Primeiro ponto desta minha experiência: ao contrário da Prime Artists, com a Everything is New, do Álvaro Covões, os jornalistas são bem tratados. E compreende-se. São eles os olhos de três públicos: dos que estiveram lá e precisam de validação; dos que não estiveram, mas anseiam por ter estado; e, sobretudo, daqueles que lá estiveram e não viram quase nada — porque ninguém consegue estar em todos os palcos ao mesmo tempo, mesmo com mapas, horários e fé.
Eu próprio fui um desses: e só por acaso vi, na primeira noite, Parov Stelar – que vou passar a acompanhar – porque me entretive mais a perceber os fenómenos Benson Boone (com os saltos mortais) e, sobretudo, Olivia Rodrigo (a quem falta energia e alguma voz em palco, com um ou outro acorde fora de tom — mas isso sou eu a falar, uma autêntica cana rachada).
No Media Press — com balcão elevado e vista para o palco principal a uns 200 metros de distância, e com muitas milhares de cabeças em baixo — serviu-se cerveja, cidra, água, café e refrigerantes sem fim, e boa comida em abundância. Não foi a frugalidade quase beneditina das sandochas no camarote da Varanda da Luz, que o Benfica distribui em noites da Liga e da Champions. Aqui, houve dignidade digestiva. Cinco em cinco pontos para a Everything is New.

Além disso, fui afortunado com lugar VIP, porque, nos dois dias de espectáculo que assisti (faltei ao dia 11), tive oportunidade de estacionar a bicicleta eléctrica defronte à entrada — malgrado no sábado ter andado em ‘conferências’ com um comissário da polícia sobre questões de acesso.
Mas passemos à música. Tendo sido esta, curiosamente, a minha estreia em festivais como jornalista, foi também — incrivelmente — a primeira vez que vi os Muse ao vivo. E não por desinteresse, preguiça ou desdém: simplesmente nunca calhou. E, se era para ter ido, deveria ter sido logo da primeira vez, porque no longínquo Verão de 2000, quando actuaram no festival da Ilha do Ermal, eu já conhecia os putos do Showbiz, editado em 1999. Digo ‘putos’ porque, enfim, eu nesse ano fiz 30, e Matthew Bellamy, Dominic Howard e Chris Wolstenholme andavam entre os 20 e os 22 anos, já a ensaiar o estrondo que haveriam de provocar no rock (alternativo) mundial.
Origin of Symmetry, no ano seguinte, em 2001, foi o seu primeiro grito de grandeza, onde os riffs colossais se misturam com falsetes operáticos, pianos barrocos e uma energia quase messiânica. Foi a confirmação de um grupo que começava no topo — e isso, por vezes, não é bom.

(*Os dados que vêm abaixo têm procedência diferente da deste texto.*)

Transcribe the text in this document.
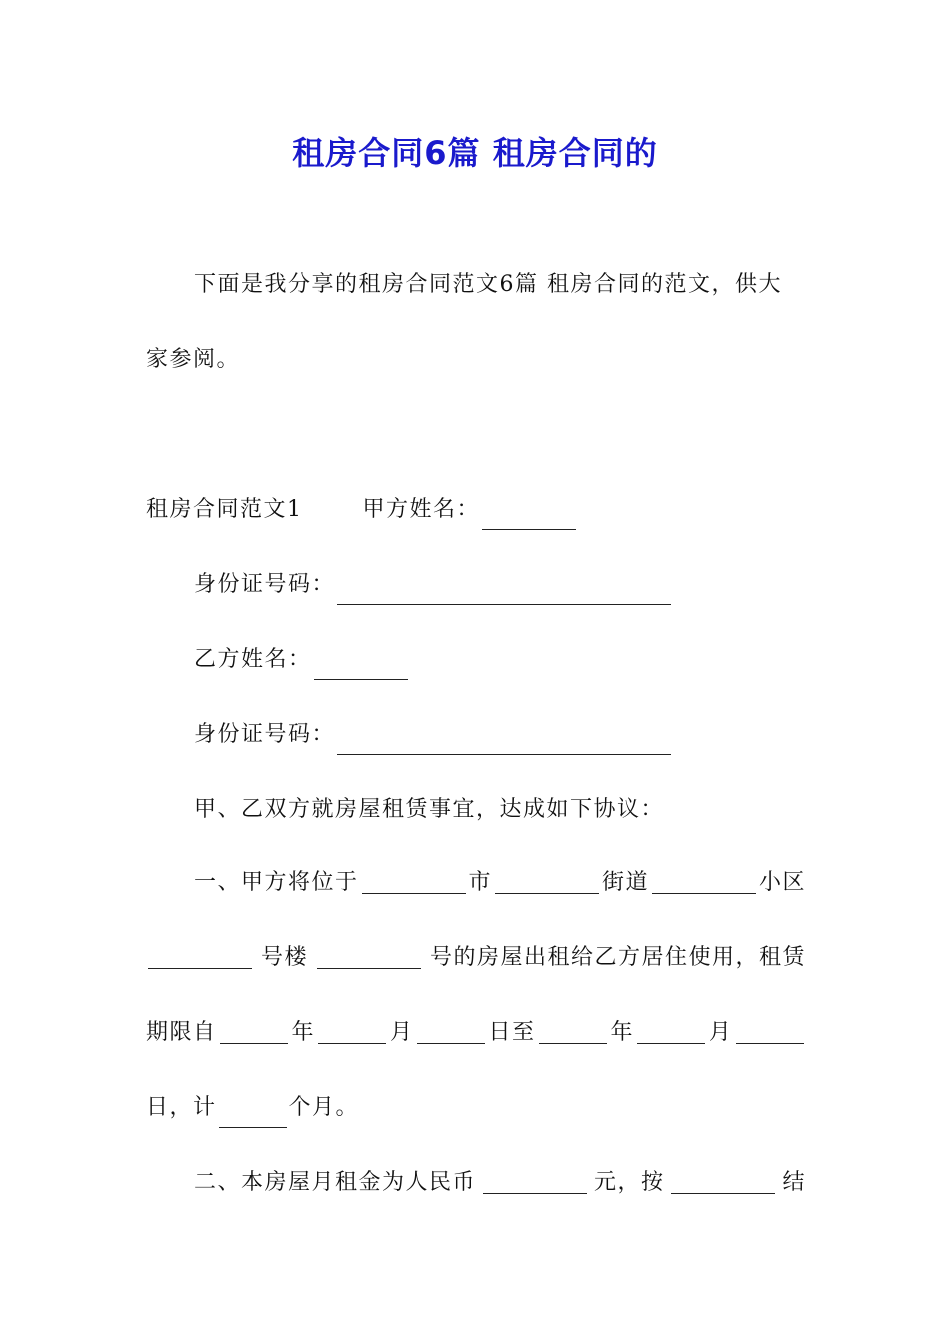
租房合同6篇 租房合同的
下面是我分享的租房合同范文6篇 租房合同的范文，供大
家参阅。
租房合同范文1	甲方姓名：
身份证号码：
乙方姓名：
身份证号码：
甲、乙双方就房屋租赁事宜，达成如下协议：
一、甲方将位于	市	街道	小区
号楼	号的房屋出租给乙方居住使用，租赁
期限自	年	月	日至	年	月
日，计	个月。
二、本房屋月租金为人民币	元，按	结
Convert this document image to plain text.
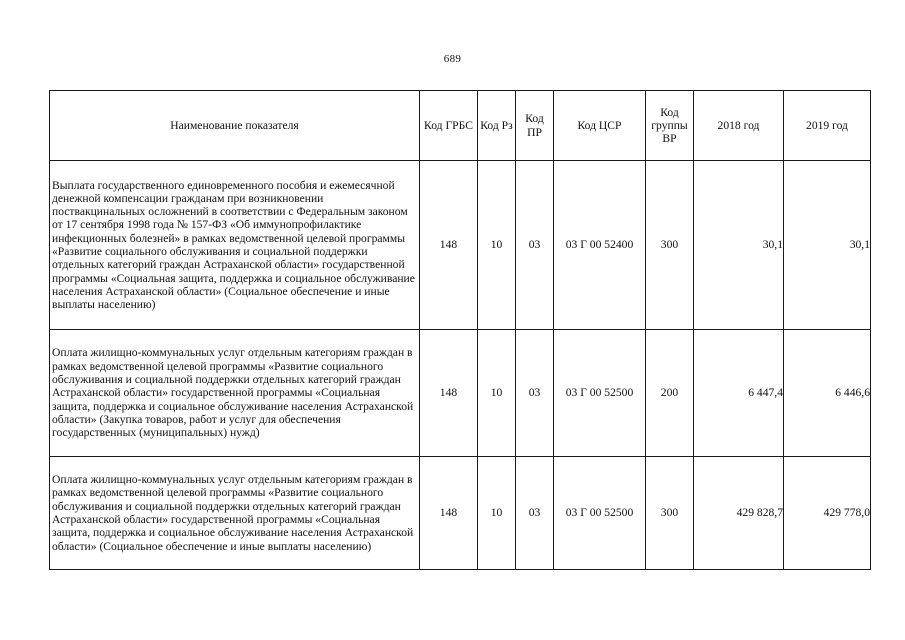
689
Наименование показателя	Код ГРБС	Код Рз	Код ПР	Код ЦСР	Код группы ВР	2018 год	2019 год
Выплата государственного единовременного пособия и ежемесячной денежной компенсации гражданам при возникновении поствакцинальных осложнений в соответствии с Федеральным законом от 17 сентября 1998 года № 157-ФЗ «Об иммунопрофилактике инфекционных болезней» в рамках ведомственной целевой программы «Развитие социального обслуживания и социальной поддержки отдельных категорий граждан Астраханской области» государственной программы «Социальная защита, поддержка и социальное обслуживание населения Астраханской области» (Социальное обеспечение и иные выплаты населению)	148	10	03	03 Г 00 52400	300	30,1	30,1
Оплата жилищно-коммунальных услуг отдельным категориям граждан в рамках ведомственной целевой программы «Развитие социального обслуживания и социальной поддержки отдельных категорий граждан Астраханской области» государственной программы «Социальная защита, поддержка и социальное обслуживание населения Астраханской области» (Закупка товаров, работ и услуг для обеспечения государственных (муниципальных) нужд)	148	10	03	03 Г 00 52500	200	6 447,4	6 446,6
Оплата жилищно-коммунальных услуг отдельным категориям граждан в рамках ведомственной целевой программы «Развитие социального обслуживания и социальной поддержки отдельных категорий граждан Астраханской области» государственной программы «Социальная защита, поддержка и социальное обслуживание населения Астраханской области» (Социальное обеспечение и иные выплаты населению)	148	10	03	03 Г 00 52500	300	429 828,7	429 778,0
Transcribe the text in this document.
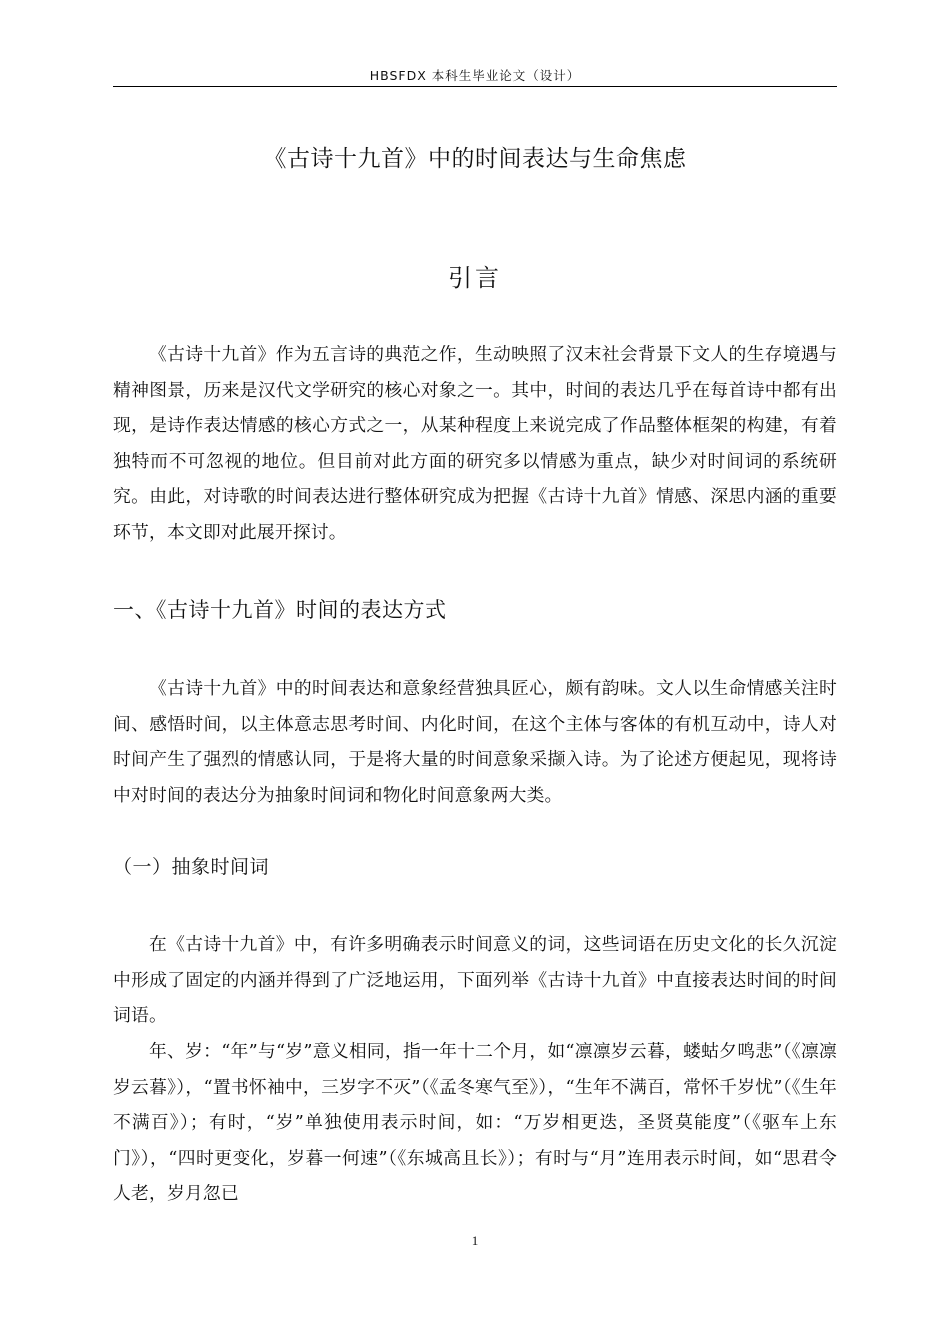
HBSFDX 本科生毕业论文（设计）
《古诗十九首》中的时间表达与生命焦虑
引言

《古诗十九首》作为五言诗的典范之作，生动映照了汉末社会背景下文人的生存境遇与精神图景，历来是汉代文学研究的核心对象之一。其中，时间的表达几乎在每首诗中都有出现，是诗作表达情感的核心方式之一，从某种程度上来说完成了作品整体框架的构建，有着独特而不可忽视的地位。但目前对此方面的研究多以情感为重点，缺少对时间词的系统研究。由此，对诗歌的时间表达进行整体研究成为把握《古诗十九首》情感、深思内涵的重要环节，本文即对此展开探讨。

一、《古诗十九首》时间的表达方式

《古诗十九首》中的时间表达和意象经营独具匠心，颇有韵味。文人以生命情感关注时间、感悟时间，以主体意志思考时间、内化时间，在这个主体与客体的有机互动中，诗人对时间产生了强烈的情感认同，于是将大量的时间意象采撷入诗。为了论述方便起见，现将诗中对时间的表达分为抽象时间词和物化时间意象两大类。

（一）抽象时间词

在《古诗十九首》中，有许多明确表示时间意义的词，这些词语在历史文化的长久沉淀中形成了固定的内涵并得到了广泛地运用，下面列举《古诗十九首》中直接表达时间的时间词语。

年、岁：“年”与“岁”意义相同，指一年十二个月，如“凛凛岁云暮，蝼蛄夕鸣悲”（《凛凛岁云暮》），“置书怀袖中，三岁字不灭”（《孟冬寒气至》），“生年不满百，常怀千岁忧”（《生年不满百》）；有时，“岁”单独使用表示时间，如：“万岁相更迭，圣贤莫能度”（《驱车上东门》），“四时更变化，岁暮一何速”（《东城高且长》）；有时与“月”连用表示时间，如“思君令人老，岁月忽已

1
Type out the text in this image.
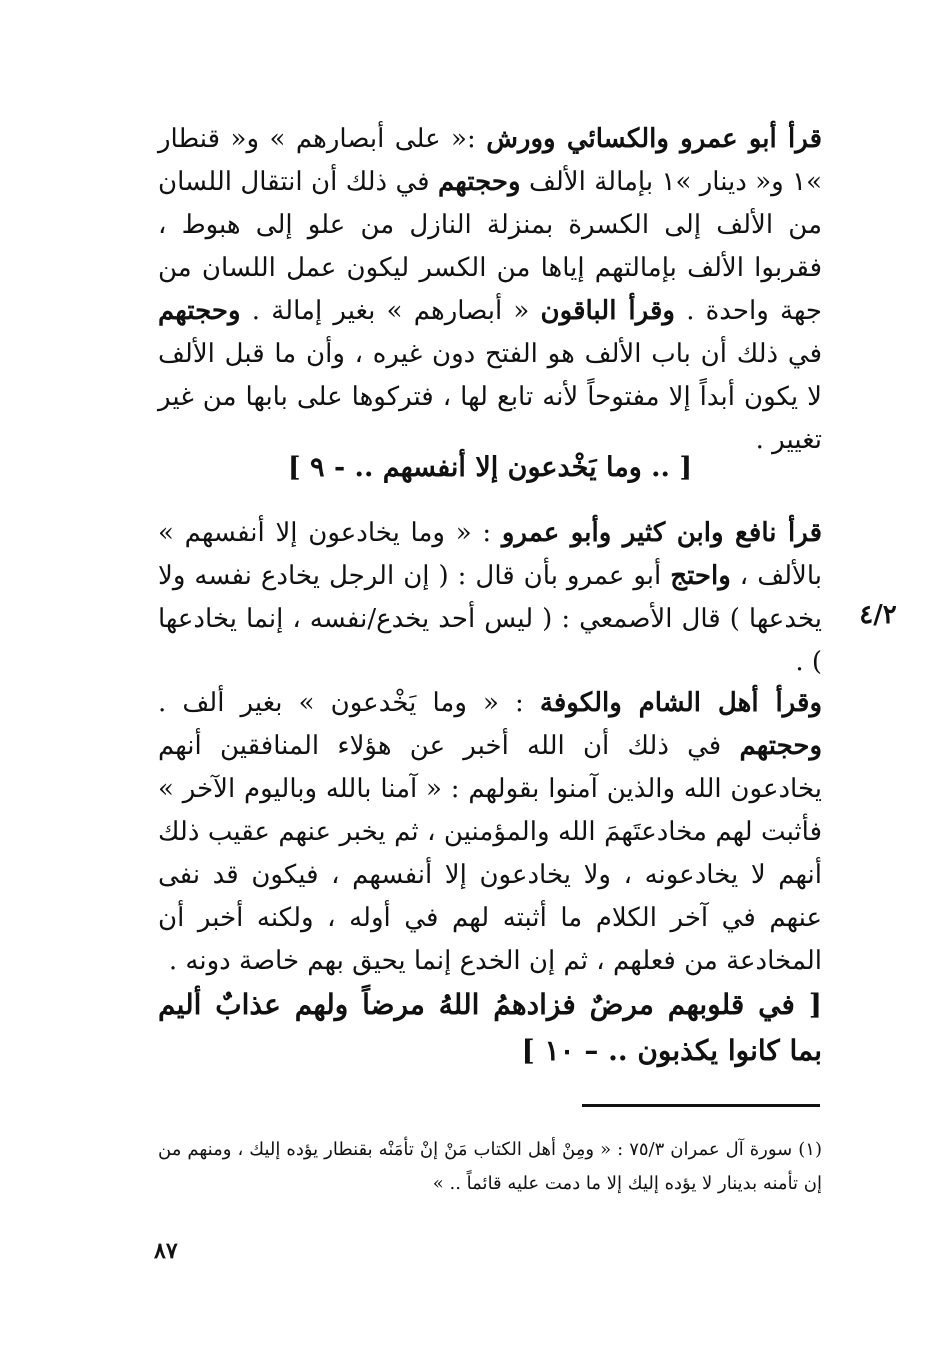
قرأ أبو عمرو والكسائي وورش :« على أبصارهم » و« قنطار »١ و« دينار »١ بإمالة الألف وحجتهم في ذلك أن انتقال اللسان من الألف إلى الكسرة بمنزلة النازل من علو إلى هبوط ، فقربوا الألف بإمالتهم إياها من الكسر ليكون عمل اللسان من جهة واحدة . وقرأ الباقون « أبصارهم » بغير إمالة . وحجتهم في ذلك أن باب الألف هو الفتح دون غيره ، وأن ما قبل الألف لا يكون أبداً إلا مفتوحاً لأنه تابع لها ، فتركوها على بابها من غير تغيير .

[ .. وما يَخْدعون إلا أنفسهم .. - ٩ ]

قرأ نافع وابن كثير وأبو عمرو : « وما يخادعون إلا أنفسهم » بالألف ، واحتج أبو عمرو بأن قال : ( إن الرجل يخادع نفسه ولا يخدعها ) قال الأصمعي : ( ليس أحد يخدع/نفسه ، إنما يخادعها ) .

٤/٢

وقرأ أهل الشام والكوفة : « وما يَخْدعون » بغير ألف . وحجتهم في ذلك أن الله أخبر عن هؤلاء المنافقين أنهم يخادعون الله والذين آمنوا بقولهم : « آمنا بالله وباليوم الآخر » فأثبت لهم مخادعتَهمَ الله والمؤمنين ، ثم يخبر عنهم عقيب ذلك أنهم لا يخادعونه ، ولا يخادعون إلا أنفسهم ، فيكون قد نفى عنهم في آخر الكلام ما أثبته لهم في أوله ، ولكنه أخبر أن المخادعة من فعلهم ، ثم إن الخدع إنما يحيق بهم خاصة دونه .

[ في قلوبهم مرضٌ فزادهمُ اللهُ مرضاً ولهم عذابٌ أليم بما كانوا يكذبون .. – ١٠ ]
(١) سورة آل عمران ٧٥/٣ : « ومِنْ أهل الكتاب مَنْ إنْ تأمَنْه بقنطار يؤده إليك ، ومنهم من إن تأمنه بدينار لا يؤده إليك إلا ما دمت عليه قائماً .. »
٨٧
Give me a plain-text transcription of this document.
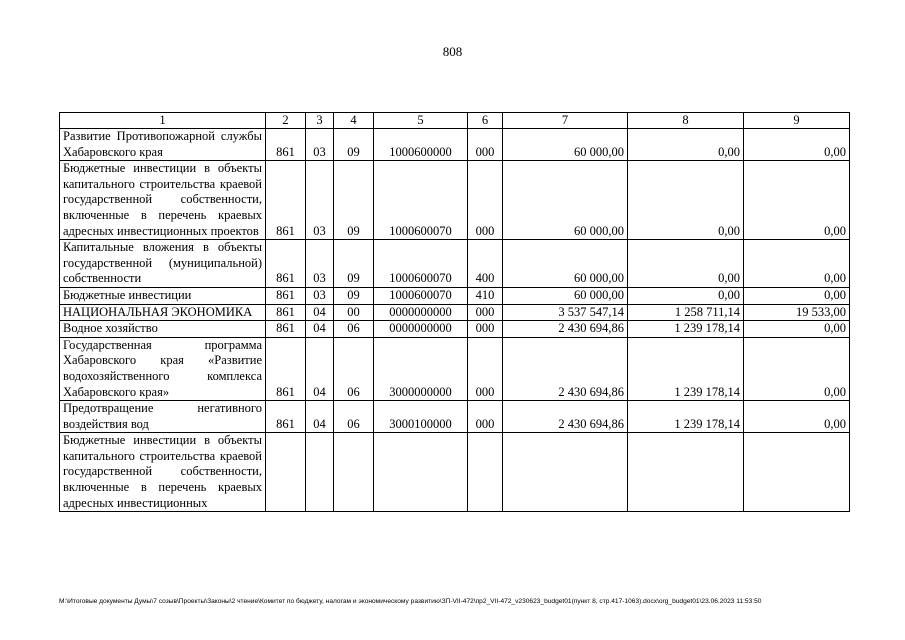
808
1	2	3	4	5	6	7	8	9
Развитие Противопожарной службы Хабаровского края	861	03	09	1000600000	000	60 000,00	0,00	0,00
Бюджетные инвестиции в объекты капитального строительства краевой государственной собственности, включенные в перечень краевых адресных инвестиционных проектов	861	03	09	1000600070	000	60 000,00	0,00	0,00
Капитальные вложения в объекты государственной (муниципальной) собственности	861	03	09	1000600070	400	60 000,00	0,00	0,00
Бюджетные инвестиции	861	03	09	1000600070	410	60 000,00	0,00	0,00
НАЦИОНАЛЬНАЯ ЭКОНОМИКА	861	04	00	0000000000	000	3 537 547,14	1 258 711,14	19 533,00
Водное хозяйство	861	04	06	0000000000	000	2 430 694,86	1 239 178,14	0,00
Государственная программа Хабаровского края «Развитие водохозяйственного комплекса Хабаровского края»	861	04	06	3000000000	000	2 430 694,86	1 239 178,14	0,00
Предотвращение негативного воздействия вод	861	04	06	3000100000	000	2 430 694,86	1 239 178,14	0,00
Бюджетные инвестиции в объекты капитального строительства краевой государственной собственности, включенные в перечень краевых адресных инвестиционных								
M:\Итоговые документы Думы\7 созыв\Проекты\Законы\2 чтение\Комитет по бюджету, налогам и экономическому развитию\ЗП-VII-472\пр2_VII-472_v230623_budget01(пункт 8, стр.417-1063).docx\org_budget01\23.06.2023 11:53:50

Com apenas esses dois discos, a banda britânica passou a ter material para sustentar trinta anos de concertos, o que pode condicionar a criatividade futura — e, de facto, com mais baixos do que altos, os Muse tornaram-se mais uma banda de estádios do que de estúdio: se entre 1999 e 2009 editaram cinco álbuns, nos últimos quinze anos apenas lançaram quatro, todos com desequilíbrios.
Este trajecto notou-se no concerto deste sábado, no palco principal, para onde os Muse foram chamados de urgência a substituir os Kings of Leon — baixa de última hora por lesão vocal do frontman Caleb Followill. Aquilo que para uns terá sido uma desilusão, para muitos (eu incluído) acabou por ser um presente tardio. E, de facto, não foi qualquer presente: foi um concerto em crescendo, milimetricamente orquestrado, com teatralidade, peso sonoro e emoções medidas ao compasso da luz e do fumo.
Os Muse abriram o concerto com Unravelling, o novo single — ainda não lançado oficialmente, mas já testado ao vivo nesta digressão. Uma faixa que funde o rock progressivo com a electrónica e aquele pathos dramático que se reconhece logo na banda de Bellamy. E logo aí se notou: aos 47 anos está ele vocalmente em forma, a banda continua precisa, e o público respondeu com entusiasmo, como quem adivinha que algo maior está por vir.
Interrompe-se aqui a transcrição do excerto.